Testing for the anti-AQP4 antibody using immunoassay is highly specific for neuromyelitis optica but has moderate sensitivity; 20% to 30% of patients with the disease will test negative. In such cases, diagnosis is made based on clinical and radiologic features of the disease. MRI of the brain and spinal cord should be performed in all patients suspected of the diagnosis. Long spinal cord lesions as well as a brain MRI showing an absence of characteristic white matter lesions, and thus not meeting the criteria for MS at the disease onset, are supportive criteria for the diagnosis, in addition to optic neuritis and acute myelitis.

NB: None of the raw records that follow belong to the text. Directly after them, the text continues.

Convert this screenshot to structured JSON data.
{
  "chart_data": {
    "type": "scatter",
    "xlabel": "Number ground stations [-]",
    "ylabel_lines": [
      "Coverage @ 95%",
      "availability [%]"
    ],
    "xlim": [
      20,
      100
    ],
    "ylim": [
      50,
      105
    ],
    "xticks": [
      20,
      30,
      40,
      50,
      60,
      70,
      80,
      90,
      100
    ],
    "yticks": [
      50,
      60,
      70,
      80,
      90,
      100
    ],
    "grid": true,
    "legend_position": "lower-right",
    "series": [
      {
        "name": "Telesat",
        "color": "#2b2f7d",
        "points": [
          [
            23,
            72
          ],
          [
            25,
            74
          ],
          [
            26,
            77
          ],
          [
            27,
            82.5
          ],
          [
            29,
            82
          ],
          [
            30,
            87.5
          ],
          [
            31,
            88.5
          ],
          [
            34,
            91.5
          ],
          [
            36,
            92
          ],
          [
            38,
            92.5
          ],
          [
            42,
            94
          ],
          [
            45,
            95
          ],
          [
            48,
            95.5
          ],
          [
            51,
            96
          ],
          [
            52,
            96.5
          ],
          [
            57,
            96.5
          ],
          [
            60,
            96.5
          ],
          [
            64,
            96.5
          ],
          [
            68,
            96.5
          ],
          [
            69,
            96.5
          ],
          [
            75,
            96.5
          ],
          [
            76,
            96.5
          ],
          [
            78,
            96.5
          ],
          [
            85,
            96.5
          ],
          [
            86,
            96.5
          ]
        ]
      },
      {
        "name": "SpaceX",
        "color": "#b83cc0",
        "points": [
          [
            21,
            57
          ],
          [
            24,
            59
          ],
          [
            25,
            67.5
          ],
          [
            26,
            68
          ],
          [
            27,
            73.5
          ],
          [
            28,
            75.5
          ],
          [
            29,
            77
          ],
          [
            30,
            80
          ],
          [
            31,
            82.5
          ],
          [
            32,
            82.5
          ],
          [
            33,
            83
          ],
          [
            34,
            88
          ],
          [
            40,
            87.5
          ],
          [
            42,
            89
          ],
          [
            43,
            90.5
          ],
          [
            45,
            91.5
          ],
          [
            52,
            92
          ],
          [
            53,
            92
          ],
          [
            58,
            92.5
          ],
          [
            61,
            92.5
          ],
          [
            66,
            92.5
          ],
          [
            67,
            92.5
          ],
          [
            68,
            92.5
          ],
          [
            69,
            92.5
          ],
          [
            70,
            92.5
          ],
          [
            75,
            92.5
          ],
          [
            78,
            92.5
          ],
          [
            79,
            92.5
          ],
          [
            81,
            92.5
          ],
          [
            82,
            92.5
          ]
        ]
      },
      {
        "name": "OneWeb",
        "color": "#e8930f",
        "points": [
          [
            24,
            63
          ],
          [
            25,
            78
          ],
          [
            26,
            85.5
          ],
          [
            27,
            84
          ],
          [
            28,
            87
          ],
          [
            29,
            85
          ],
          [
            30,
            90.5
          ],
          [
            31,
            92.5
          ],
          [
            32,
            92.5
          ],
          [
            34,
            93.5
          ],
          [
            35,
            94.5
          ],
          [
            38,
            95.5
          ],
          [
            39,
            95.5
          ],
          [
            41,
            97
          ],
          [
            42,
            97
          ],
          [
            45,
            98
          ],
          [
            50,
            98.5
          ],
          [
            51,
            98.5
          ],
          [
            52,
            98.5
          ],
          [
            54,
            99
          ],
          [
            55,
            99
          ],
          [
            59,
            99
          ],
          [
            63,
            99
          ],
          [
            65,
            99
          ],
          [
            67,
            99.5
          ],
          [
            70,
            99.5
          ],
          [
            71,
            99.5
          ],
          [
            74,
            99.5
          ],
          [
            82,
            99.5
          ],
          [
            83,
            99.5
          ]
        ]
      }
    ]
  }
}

Patients with NMO generally have a worse prognosis with poor response to therapy as compared to those with MS. Given the rarity of this disease, no large-scale randomized trials have been conducted evaluating treatment, and high-dose intravenous methylprednisolone remains the standard of care for acute NMO, based on historical evidence when NMO was treated as a variant of MS. However, in refractory cases, the use of plasmapheresis has more recently been described with favorable outcomes in several case series and has been shown to significantly reduce the level of anti-AQP4 antibody circulating in the serum. In terms of maintenance therapy, a variety of immunosuppressive and immunomodulatory agents have been used. Most recently, the use of rituximab, an anti-CD20+ B-cell agent, has shown promising results in patients with NMO, with an 87% reduction in annualized relapse rate over 5 years and 60% of the patients remaining relapse-free over that course of time.

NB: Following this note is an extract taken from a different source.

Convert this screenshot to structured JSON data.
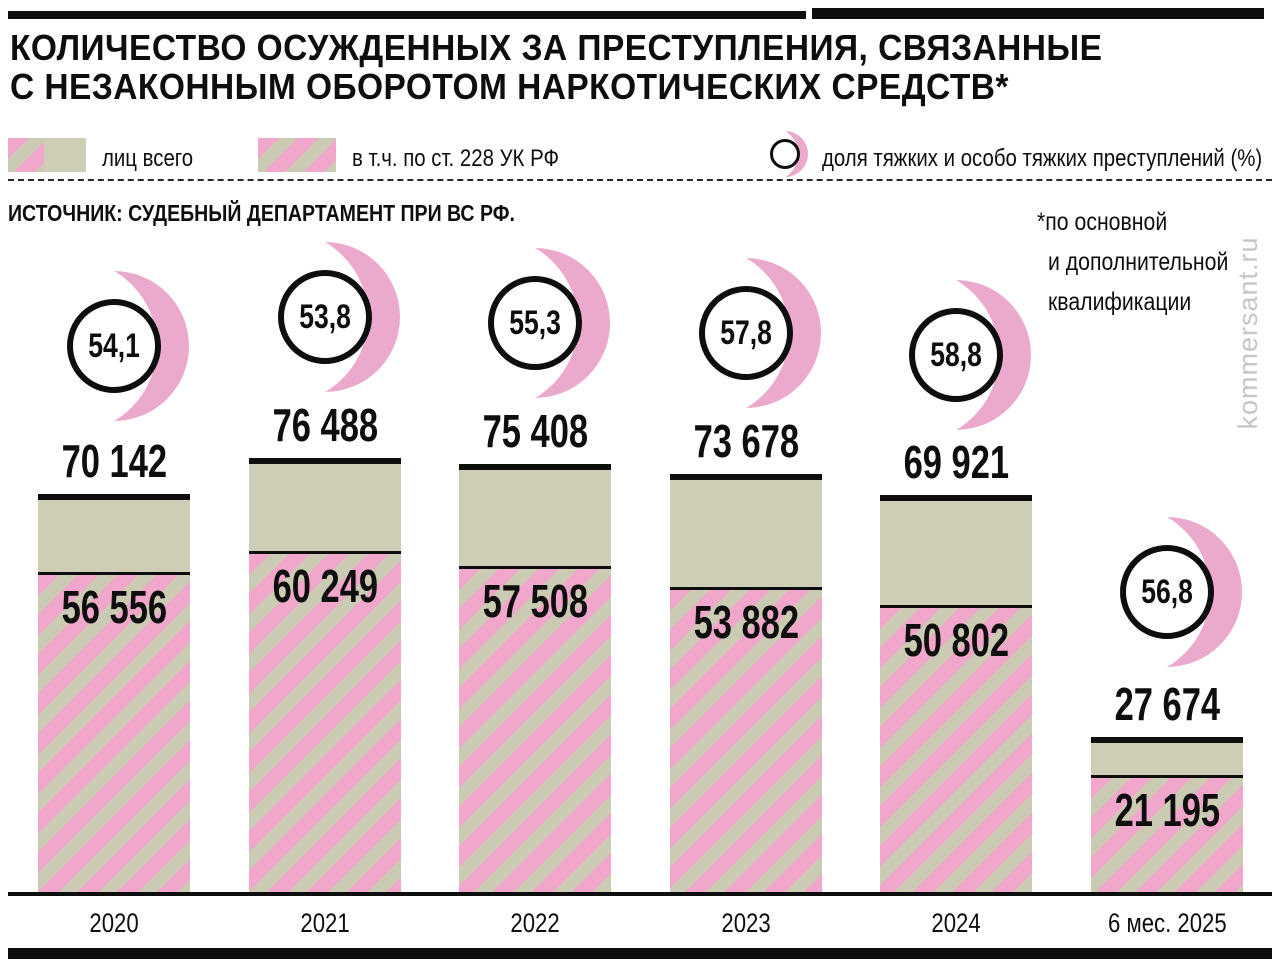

The profound vision loss, absence of other evidence of demyelinating disease on MRI and subacute onset of symptoms in our patient were all suggestive of the diagnosis of NMO. Although the average nerve fiber layer thickness was normal in both eyes on OCT, the relative asymmetry and borderline thinning in the left eye compared with the right eye at the time of presentation may have indicated prior subclinical events. The diagnosis was confirmed by a strongly positive neuromyelitis optica antibody (anti-AQP4 antibody).

Clinical course

Given the persistent poor vision and a repeat VEP that showed no significant objective improvement in optic nerve function, the patient was readmitted to the hospital 3 weeks after discharge for a repeat course of IV steroids. After 3 days of IV methylprednisolone, there was no improvement in the vision in her left eye, and the decision was made to initiate a trial of plasmapheresis. Treatments were scheduled every other day for a total of five treatments. After her third treatment, vision improved to 20/30 in the left eye with return of central fixation. After completion of the full course of plasmapheresis, she was given a single dose of IV rituximab and discharged home.

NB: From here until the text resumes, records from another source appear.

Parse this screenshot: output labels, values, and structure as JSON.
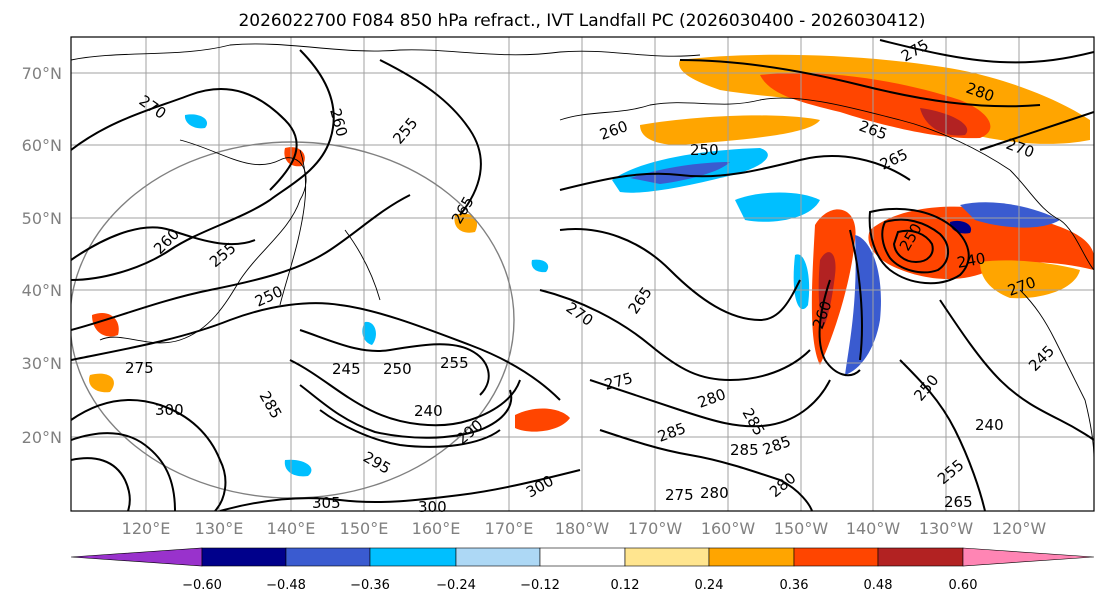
{
  "title": "2026022700 F084 850 hPa refract., IVT Landfall PC (2026030400 - 2026030412)",
  "map": {
    "lat_labels": [
      "70°N",
      "60°N",
      "50°N",
      "40°N",
      "30°N",
      "20°N"
    ],
    "lon_labels": [
      "120°E",
      "130°E",
      "140°E",
      "150°E",
      "160°E",
      "170°E",
      "180°W",
      "170°W",
      "160°W",
      "150°W",
      "140°W",
      "130°W",
      "120°W"
    ],
    "contour_labels": [
      "270",
      "260",
      "255",
      "265",
      "260",
      "255",
      "250",
      "275",
      "245",
      "250",
      "255",
      "240",
      "285",
      "300",
      "295",
      "290",
      "305",
      "300",
      "300",
      "270",
      "265",
      "275",
      "280",
      "285",
      "285",
      "285",
      "280",
      "285",
      "260",
      "250",
      "265",
      "275",
      "280",
      "265",
      "270",
      "270",
      "260",
      "250",
      "240",
      "245",
      "240",
      "250",
      "265",
      "280",
      "275",
      "255"
    ],
    "colors": {
      "land_contour": "#000000",
      "grid": "#a0a0a0",
      "ellipse": "#808080"
    }
  },
  "colorbar": {
    "colors": [
      "#9932cc",
      "#00008b",
      "#3a5bd0",
      "#00bfff",
      "#add8f5",
      "#ffffff",
      "#ffe58f",
      "#ffa500",
      "#ff4500",
      "#b22222",
      "#ff85b4"
    ],
    "tick_labels": [
      "−0.60",
      "−0.48",
      "−0.36",
      "−0.24",
      "−0.12",
      "0.12",
      "0.24",
      "0.36",
      "0.48",
      "0.60"
    ]
  }
}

Two weeks after discharge, the patient’s best corrected visual acuity was 20/25 in the left eye and improved to 20/20 after 2 more weeks. At that time, color vision by pseudochromatic plates was 20/20 in the right eye and 19/20 in the left. Visual field testing showed a full field in the right eye with persistent visual field loss in the left eye (Figure 2). A 2+ afferent pupillary defect remained in the left eye, and OCT confirmed nerve fiber layer loss in the left eye (Figure 3). Funduscopy demonstrated left optic nerve pallor (Figure 4).

Figure 2. Visual field testing 4 weeks after treatment with plasmapheresis showed a remaining predominantly nasal visual field loss in the left eye (a) and a full field in the right eye (b).

Figure 3. Optical coherence tomography 4 weeks after plasmapheresis showed diffuse nerve fiber layer loss in the left eye compared with the right. Average RNFL thickness was 91 µm and 63 µm in the right eye and left eye, respectively.

Figure 4. Dilated fundus exam 4 weeks after completion of treatment demonstrated optic nerve pallor in the left eye.

At the patient’s most recent visit, her vision remained stable and she was doing well on maintenance therapy with periodic infusion of rituximab based on B-cell monitoring with no relapses.